La bonne nouvelle — façon de parler —, c'est que la théorie du marchandage exposée ci-dessous conclut qu'il existe effectivement un accord (bien défini par la situation, c'est-à-dire à la fois par l'issue connue de la guerre et par le domaine des accords réalisables) auquel les deux joueurs devraient arrivé, évitant donc la guerre. La menace de guerre est indispensable et cruciale pour définir la solution négociée (je vais y revenir, et toute la discussion va consister à voir comment l'une détermine l'autre), mais au final, la guerre n'a pas lieu (sous les hypothèses que j'ai dites…).

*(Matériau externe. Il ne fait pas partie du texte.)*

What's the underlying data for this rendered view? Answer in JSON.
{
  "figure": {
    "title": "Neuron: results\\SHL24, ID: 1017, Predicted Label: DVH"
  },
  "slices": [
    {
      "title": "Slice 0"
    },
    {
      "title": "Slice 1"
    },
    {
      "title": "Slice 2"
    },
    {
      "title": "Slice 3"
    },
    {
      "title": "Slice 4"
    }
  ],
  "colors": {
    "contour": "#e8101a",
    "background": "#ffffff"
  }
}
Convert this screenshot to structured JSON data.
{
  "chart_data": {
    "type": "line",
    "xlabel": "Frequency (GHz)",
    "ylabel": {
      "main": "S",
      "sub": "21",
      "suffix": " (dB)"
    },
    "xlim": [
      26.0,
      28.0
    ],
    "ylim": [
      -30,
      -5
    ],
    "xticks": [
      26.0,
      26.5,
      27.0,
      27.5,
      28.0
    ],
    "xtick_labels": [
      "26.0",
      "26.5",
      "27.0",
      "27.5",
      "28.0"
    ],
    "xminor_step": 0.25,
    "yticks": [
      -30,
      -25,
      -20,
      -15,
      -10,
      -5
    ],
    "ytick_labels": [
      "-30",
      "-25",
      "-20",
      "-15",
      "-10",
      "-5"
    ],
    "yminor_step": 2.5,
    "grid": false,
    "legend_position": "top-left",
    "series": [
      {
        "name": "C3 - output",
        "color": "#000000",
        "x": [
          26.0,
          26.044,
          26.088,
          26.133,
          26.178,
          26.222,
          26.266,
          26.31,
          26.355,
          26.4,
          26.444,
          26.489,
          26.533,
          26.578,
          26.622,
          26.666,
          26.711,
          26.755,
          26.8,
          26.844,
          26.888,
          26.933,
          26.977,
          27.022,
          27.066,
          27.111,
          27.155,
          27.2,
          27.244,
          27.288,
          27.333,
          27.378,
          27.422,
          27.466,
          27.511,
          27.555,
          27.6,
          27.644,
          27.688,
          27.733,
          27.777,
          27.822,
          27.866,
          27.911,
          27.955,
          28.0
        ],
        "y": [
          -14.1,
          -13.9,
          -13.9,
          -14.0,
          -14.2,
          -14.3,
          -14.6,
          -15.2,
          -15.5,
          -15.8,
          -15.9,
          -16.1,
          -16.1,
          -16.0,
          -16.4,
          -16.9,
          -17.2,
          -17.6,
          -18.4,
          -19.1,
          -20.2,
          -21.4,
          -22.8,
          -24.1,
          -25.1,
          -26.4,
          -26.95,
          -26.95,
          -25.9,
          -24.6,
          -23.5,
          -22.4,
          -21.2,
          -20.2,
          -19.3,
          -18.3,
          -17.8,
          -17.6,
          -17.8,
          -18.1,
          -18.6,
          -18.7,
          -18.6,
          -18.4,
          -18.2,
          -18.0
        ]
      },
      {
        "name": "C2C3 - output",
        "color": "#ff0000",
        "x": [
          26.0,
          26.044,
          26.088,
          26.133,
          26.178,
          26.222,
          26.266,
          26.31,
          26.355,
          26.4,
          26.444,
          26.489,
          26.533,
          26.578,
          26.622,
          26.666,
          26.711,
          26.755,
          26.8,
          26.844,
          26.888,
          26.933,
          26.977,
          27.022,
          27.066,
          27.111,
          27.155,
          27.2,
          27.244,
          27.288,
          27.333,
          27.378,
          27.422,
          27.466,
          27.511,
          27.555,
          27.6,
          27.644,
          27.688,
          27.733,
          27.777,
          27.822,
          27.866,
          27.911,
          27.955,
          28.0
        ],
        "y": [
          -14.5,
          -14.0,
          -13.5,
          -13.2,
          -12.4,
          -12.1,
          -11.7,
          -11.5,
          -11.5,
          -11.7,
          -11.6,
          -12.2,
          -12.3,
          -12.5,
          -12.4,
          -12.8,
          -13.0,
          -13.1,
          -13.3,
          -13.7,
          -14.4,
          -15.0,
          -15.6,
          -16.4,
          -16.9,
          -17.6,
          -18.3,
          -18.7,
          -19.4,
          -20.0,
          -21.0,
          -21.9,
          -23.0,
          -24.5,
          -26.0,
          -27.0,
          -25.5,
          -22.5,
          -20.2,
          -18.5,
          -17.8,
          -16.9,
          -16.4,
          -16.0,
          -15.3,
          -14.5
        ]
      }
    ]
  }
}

Venons-en au dessin ci-dessus. Les deux axes représentent la fonction d'utilité[#6] des deux joueurs, c'est-à-dire qu'Alice cherche à maximiser la coordonnée horizontale (elle cherche à trouver un accord autant que possible à droite) et que Bob cherche à maximiser la coordonnée verticale (il cherche à se placer aussi haut que possible). Chaque point représente donc une issue possible pour les deux joueurs : plus on est à droite, plus Alice est contente, plus on est haut, plus Bob est content.
[#6] Il y aurait sans
doute beaucoup à dire sur cette notion d'utilité
(et
l'axiomatique qui la sous-tend). Dire que chaque joueur cherche à
maximiser son utilité est ce que j'ai qualifié d'hypothèse
d'égoïsme
, mais, en fait, ce n'est pas forcément un terme très
correct : ça ne signifie pas qu'Alice est indifférente à ce qui arrive
à Bob, c'est juste la définition de l'utilité d'Alice (si
Alice est intéressée par quelque chose qui arrive à Bob, il faut juste
refléter ce fait dans la fonction d'utilité d'Alice) : par définition,
les situations qui ont une plus grande utilité pour Alice sont celles
qu'Alice préfère, et symétriquement pour Bob. Mais il y a une autre
hypothèse que je fais implicitement, qui est que la fonction d'utilité
est affine, c'est-à-dire qu'avoir une situation
d'utilité x avec probabilité p et une situation
d'utilité y avec probabilité 1−p
équivaut
à une utilité de p·x +
(1−p)·y
: là aussi, cela peut sembler
hautement contestable (par exemple, il ne m'est peut-être pas
indifférent de recevoir 1000€ de façon certaine ou 2000€ avec
probabilité ½), mais en fait des hypothèses très faibles doivent
assurer la possibilité de reparamétrer l'utilité sous cette forme
(rien ne dit que ce soit directement lié à l'argent : par exemple, si
je préfère recevoir 1000€ de façon certaine que 2000€ avec
probabilité ½, ça signifie juste que mon utilité à recevoir 1000€ est
plus que la moitié de celle de recevoir 2000€).
Évidemment, il y
a des contraintes (imposées par « la nature » ou l'environnement) sur
les partages autorisés : sinon les deux joueurs choisiraient tous les
deux une solution optimale pour eux et il n'y aurait aucune tension de
négociation (c'est en gros ce qui est montré par le diagramme
ci-contre à gauche, représentant une situation « sans conflit » où, en
gros, les joueurs ne se marchent pas sur les pieds l'un de l'autre,
donc chacun peut choisir sa valeur idéale). Cette région
« réalisable » est grisée dans mon dessin : on ne peut négocier qu'une
solution qui soit dedans. Les deux joueurs sont au courant des
contours exact de cette région (hypothèse qu'ils sont parfaitement
informés[#7]).
[#7] Concrètement, cela signifie, donc, que non seulement ils sont capables d'envisager tous les accords concevables, mais qu'ils savent exactement lesquels sont réalisables, et ce qu'ils en pensent (c'est-à-dire l'utilité de l'accord pour leur part) et aussi ce qu'en pense l'autre joueur.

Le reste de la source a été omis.